Story Commentary · April 6, 2026
Burkina Faso's military ruler tells citizens to forget about democracy
Ibrahim Traoré, who seized power in Burkina Faso in a 2022 coup, told state television that democracy 'isn't for us' and that people should forget about it.
Wait — he just said the quiet part out loud. Most leaders do exactly what he's doing but call it a "transition period" or "stabilization process." He's the first one I've seen who looked at the script and said "actually, we're skipping straight to the part where I stay in power and we stop pretending." Is that worse, or is it just... honest?
What's revealing here is how quickly "liberation" rhetoric becomes the same paternalism it replaced — Traoré has essentially announced he's the best judge of whether his citizens can handle self-determination, which is the exact logic every colonial administrator used. The framework is perfect: declare democracy "false" while positioning yourself as the truth-teller protecting people from their own participation, then cite the chaos *you're presiding over* as evidence they need you. It's a masterclass in how revolutionary language gets weaponized into the oldest possible power structure — one person deciding an entire population isn't sophisticated enough for choice.

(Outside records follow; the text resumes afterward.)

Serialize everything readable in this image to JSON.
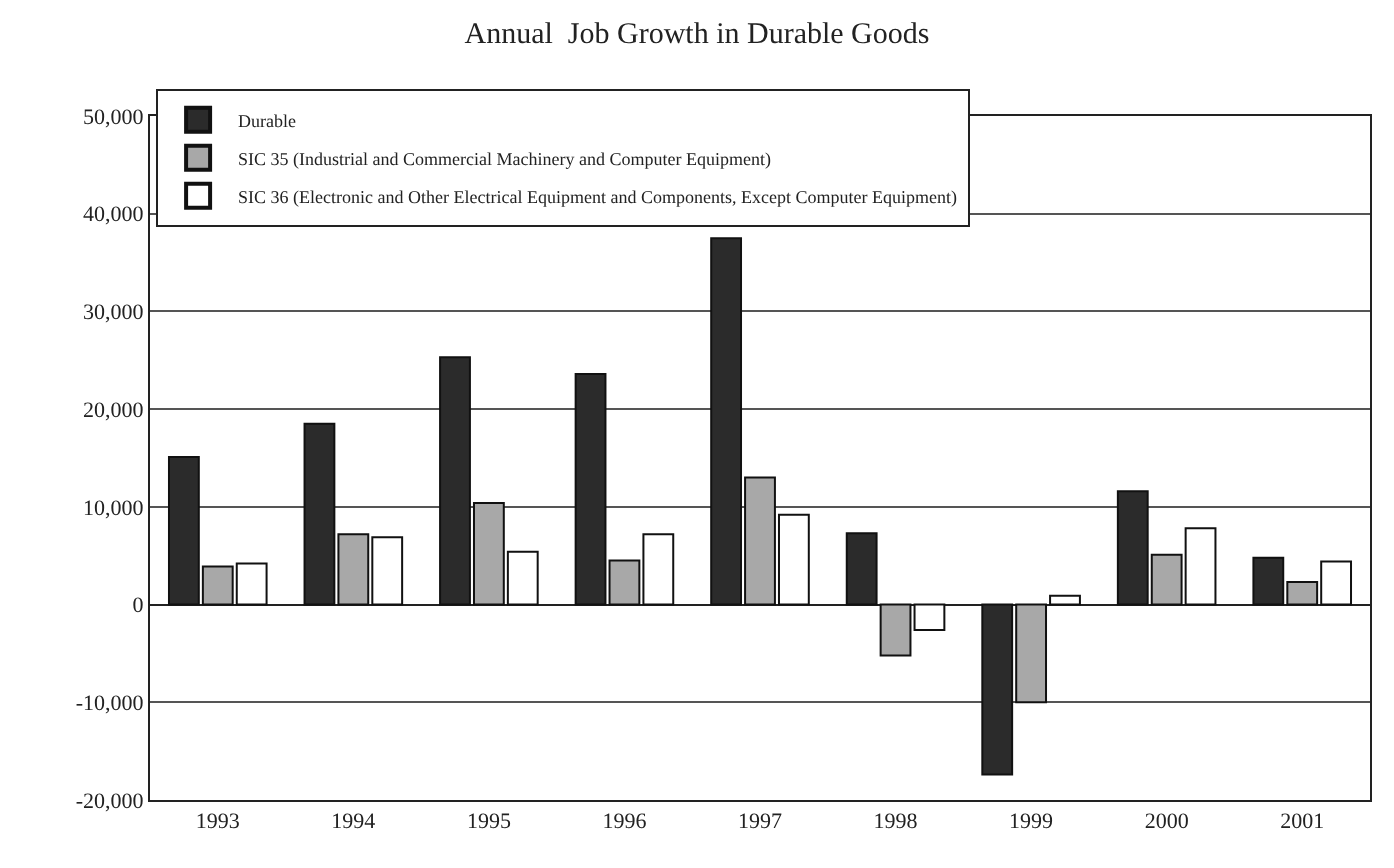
{
  "chart_data": {
    "type": "bar",
    "title": "Annual  Job Growth in Durable Goods",
    "categories": [
      "1993",
      "1994",
      "1995",
      "1996",
      "1997",
      "1998",
      "1999",
      "2000",
      "2001"
    ],
    "series": [
      {
        "name": "Durable",
        "color": "#2b2b2b",
        "values": [
          15100,
          18500,
          25300,
          23600,
          37500,
          7300,
          -17400,
          11600,
          4800
        ]
      },
      {
        "name": "SIC 35 (Industrial and Commercial Machinery and Computer Equipment)",
        "color": "#a8a8a8",
        "values": [
          3900,
          7200,
          10400,
          4500,
          13000,
          -5200,
          -10000,
          5100,
          2300
        ]
      },
      {
        "name": "SIC 36 (Electronic and Other Electrical Equipment and Components, Except Computer Equipment)",
        "color": "#ffffff",
        "values": [
          4200,
          6900,
          5400,
          7200,
          9200,
          -2600,
          900,
          7800,
          4400
        ]
      }
    ],
    "ylim": [
      -20000,
      50000
    ],
    "yticks": [
      {
        "value": -20000,
        "label": "-20,000"
      },
      {
        "value": -10000,
        "label": "-10,000"
      },
      0,
      {
        "value": 10000,
        "label": "10,000"
      },
      {
        "value": 20000,
        "label": "20,000"
      },
      {
        "value": 30000,
        "label": "30,000"
      },
      {
        "value": 40000,
        "label": "40,000"
      },
      {
        "value": 50000,
        "label": "50,000"
      }
    ],
    "grid": "y",
    "legend": "top left"
  }
}
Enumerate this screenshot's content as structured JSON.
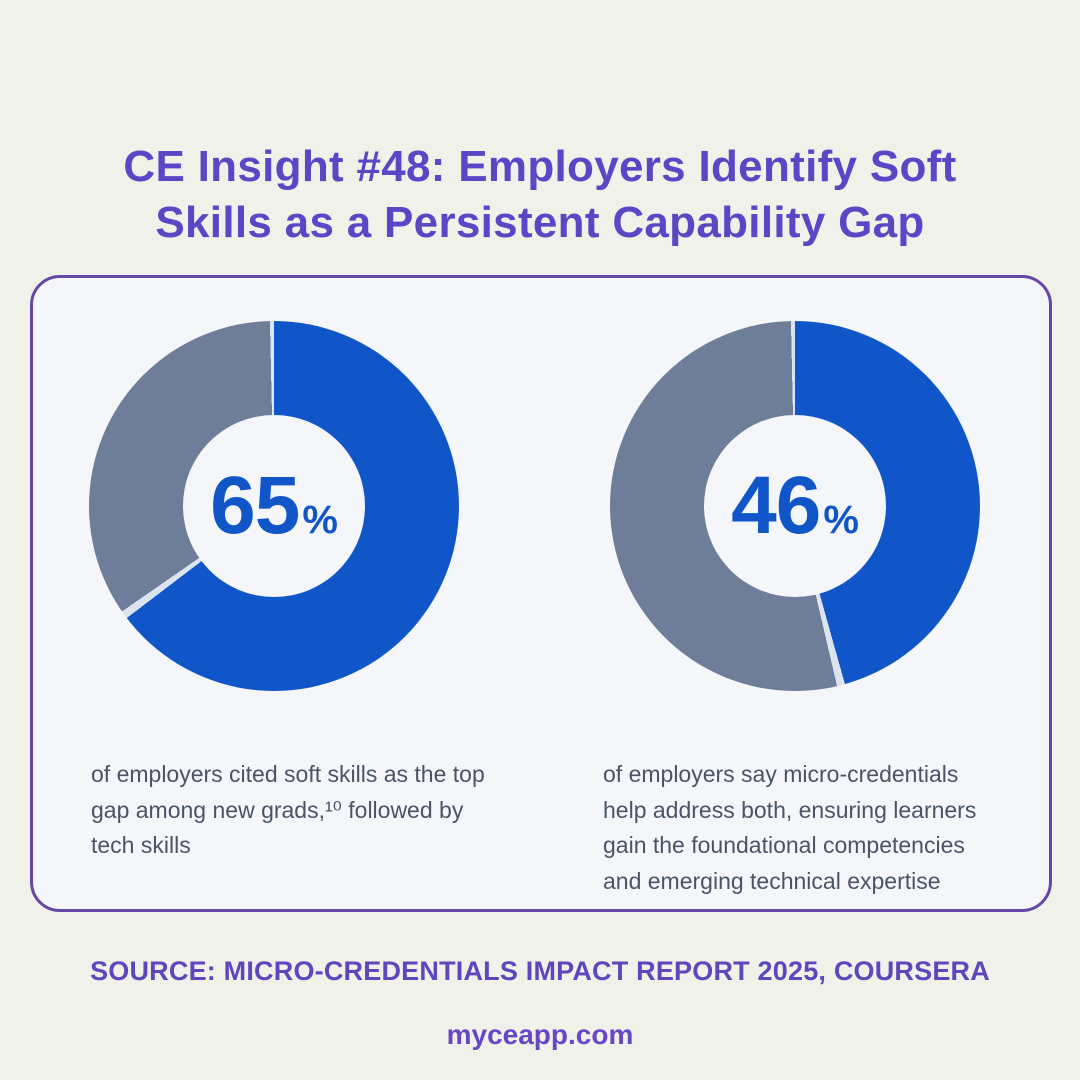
{
  "header": {
    "title_line1": "CE Insight #48: Employers Identify Soft",
    "title_line2": "Skills as a Persistent Capability Gap"
  },
  "chart_data": [
    {
      "type": "pie",
      "subtype": "donut",
      "title": "Employers citing soft skills as the top gap among new grads",
      "categories": [
        "cited soft skills as top gap",
        "remainder"
      ],
      "values": [
        65,
        35
      ],
      "colors": [
        "#1156c9",
        "#6e7d98"
      ],
      "start_angle_deg": 0,
      "direction": "clockwise",
      "center_value": "65",
      "center_unit": "%",
      "caption_lines": [
        "of employers cited soft skills as the top",
        "gap among new grads,¹⁰ followed by",
        "tech skills"
      ]
    },
    {
      "type": "pie",
      "subtype": "donut",
      "title": "Employers saying micro-credentials help address both",
      "categories": [
        "say micro-credentials help address both",
        "remainder"
      ],
      "values": [
        46,
        54
      ],
      "colors": [
        "#1156c9",
        "#6e7d98"
      ],
      "start_angle_deg": 0,
      "direction": "clockwise",
      "center_value": "46",
      "center_unit": "%",
      "caption_lines": [
        "of employers say micro-credentials",
        "help address both, ensuring learners",
        "gain the foundational competencies",
        "and emerging technical expertise"
      ]
    }
  ],
  "footer": {
    "source": "SOURCE: MICRO-CREDENTIALS IMPACT REPORT 2025, COURSERA",
    "website": "myceapp.com"
  },
  "theme": {
    "page_bg": "#f0f1e8",
    "card_bg": "#f5f6fa",
    "card_border": "#6647a7",
    "title_color": "#5c46c6",
    "footer_color": "#5f46bd",
    "accent_blue": "#1156c9",
    "slate_gray": "#6e7d98",
    "caption_color": "#4a5466",
    "segment_separator": "#dce4f0"
  }
}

The pretense lasted 30 months. Junta takes power, promises transition to democracy, extends timeline, extends again, finally drops the act entirely. He's not even pretending the 2029 deadline means anything — democracy is "not for us," elections aren't happening, case closed. The honesty is almost refreshing. Most wait longer before saying what they meant from day one.
Notice the staging: this isn't a leaked recording or unguarded moment — it's a produced interview with state television, framed as candor. The performance of rejecting democracy still requires choosing your venue, your questions, your edit. Even "telling the truth," as he calls it, means controlling who holds the microphone and what makes it to air.